Pesticides : plus de contrôles techniques pour moins de risques ?
30 mai 2017 Marie STAS
CRAW-info pulvérisateur

Temps, usure, manque d’entretien, … un défaut est si vite arrivé ! Quand il concerne un équipement d’application de pesticides (EAP), les fuites ou les mauvais dosages mettent en danger la santé humaine et l’environnement. Bientôt, les risques seront évalués sur tous les équipements. Des mesures préventives optimisées telles que de nouveaux contrôles techniques pourront alors être imposés en Belgique.


Tout comme les voitures, un pulvérisateur ou n’importe quel EAP doit passer au contrôle technique pour en détecter les défauts ou dysfonctionnements. En absence de contrôle, une voiture risque de tomber en panne ou de provoquer un accident. Quand il s’agit d’un EAP, le risque concerne la sécurité de l’opérateur, mais aussi sa santé et celle des consommateurs ainsi que la qualité de l’environnement, car des doses d’application de pesticides sont en jeu.
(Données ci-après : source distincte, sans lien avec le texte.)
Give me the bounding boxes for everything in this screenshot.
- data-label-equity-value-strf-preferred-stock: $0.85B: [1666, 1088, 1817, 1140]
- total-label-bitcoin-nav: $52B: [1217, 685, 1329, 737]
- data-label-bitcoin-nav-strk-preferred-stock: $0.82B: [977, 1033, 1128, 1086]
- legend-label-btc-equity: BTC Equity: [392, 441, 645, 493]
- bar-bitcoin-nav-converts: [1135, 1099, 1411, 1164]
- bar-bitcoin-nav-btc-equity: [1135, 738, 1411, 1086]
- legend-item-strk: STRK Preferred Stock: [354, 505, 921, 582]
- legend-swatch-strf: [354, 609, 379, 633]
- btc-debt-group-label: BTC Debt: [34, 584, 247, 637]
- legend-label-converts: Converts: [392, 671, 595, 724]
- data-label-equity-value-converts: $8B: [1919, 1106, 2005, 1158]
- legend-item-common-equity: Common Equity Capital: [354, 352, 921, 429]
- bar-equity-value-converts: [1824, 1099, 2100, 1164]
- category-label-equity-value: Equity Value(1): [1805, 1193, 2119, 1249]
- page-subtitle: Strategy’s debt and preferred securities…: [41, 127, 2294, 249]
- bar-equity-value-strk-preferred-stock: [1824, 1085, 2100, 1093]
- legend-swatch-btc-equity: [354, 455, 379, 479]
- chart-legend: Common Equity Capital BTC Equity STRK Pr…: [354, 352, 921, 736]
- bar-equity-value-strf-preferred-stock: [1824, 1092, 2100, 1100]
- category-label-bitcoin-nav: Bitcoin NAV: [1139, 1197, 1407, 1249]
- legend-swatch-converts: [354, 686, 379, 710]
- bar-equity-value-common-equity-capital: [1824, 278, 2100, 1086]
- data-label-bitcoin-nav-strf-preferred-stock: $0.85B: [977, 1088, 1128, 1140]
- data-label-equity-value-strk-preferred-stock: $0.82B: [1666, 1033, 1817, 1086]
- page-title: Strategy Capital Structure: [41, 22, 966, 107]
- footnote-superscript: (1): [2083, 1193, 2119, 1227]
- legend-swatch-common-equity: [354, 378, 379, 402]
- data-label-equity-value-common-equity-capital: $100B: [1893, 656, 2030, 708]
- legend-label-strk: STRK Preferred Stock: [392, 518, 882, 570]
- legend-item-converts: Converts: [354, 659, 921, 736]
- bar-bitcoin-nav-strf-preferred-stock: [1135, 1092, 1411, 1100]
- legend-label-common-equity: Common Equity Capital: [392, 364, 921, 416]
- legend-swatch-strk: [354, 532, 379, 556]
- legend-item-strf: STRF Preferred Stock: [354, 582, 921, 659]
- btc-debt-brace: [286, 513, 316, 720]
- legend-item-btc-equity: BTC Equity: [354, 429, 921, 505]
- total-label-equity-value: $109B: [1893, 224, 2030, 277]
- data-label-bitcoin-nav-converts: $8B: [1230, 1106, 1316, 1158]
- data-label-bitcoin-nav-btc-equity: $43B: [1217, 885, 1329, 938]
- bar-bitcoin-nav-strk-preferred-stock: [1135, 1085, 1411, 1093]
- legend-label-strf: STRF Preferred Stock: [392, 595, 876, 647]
Le risque dépend de deux principaux facteurs : la gravité d’impact relatif à un danger sur un sujet exposé et la probabilité d’occurrence de cet impact. Dans ce cas-ci, il est calculé en fonction des défauts techniques des EAP, de leurs probabilités d’occurrence, et de la gravité de leurs impacts sur la santé humaine et l’environnement. Afin d’évaluer ce risque à échelle nationale, une étude du niveau d’utilisation de chaque EAP est intégrée à l’étude de risque.

La décision sur le contrôle technique d’un équipement doit être appuyée sur une solide évaluation des risques (ER). C’est pourquoi un protocole d’ER qui s’applique à tous les Equipements d’Application de Pesticides (EAP) a été développé par une collaboration wallonne (CRA-W) et flamande (ILVO) dans le cadre d’un double projet fédéral appelé SIRA-APESTICON. Ainsi, pour chaque type d’EAP, les risques sont évalués, d’une part « avant », et d’autre part « après » le contrôle technique. Entre les situations « avant » et « après », la diminution de risque observée pourrait justifier la nécessité de rendre ce contrôle technique obligatoire.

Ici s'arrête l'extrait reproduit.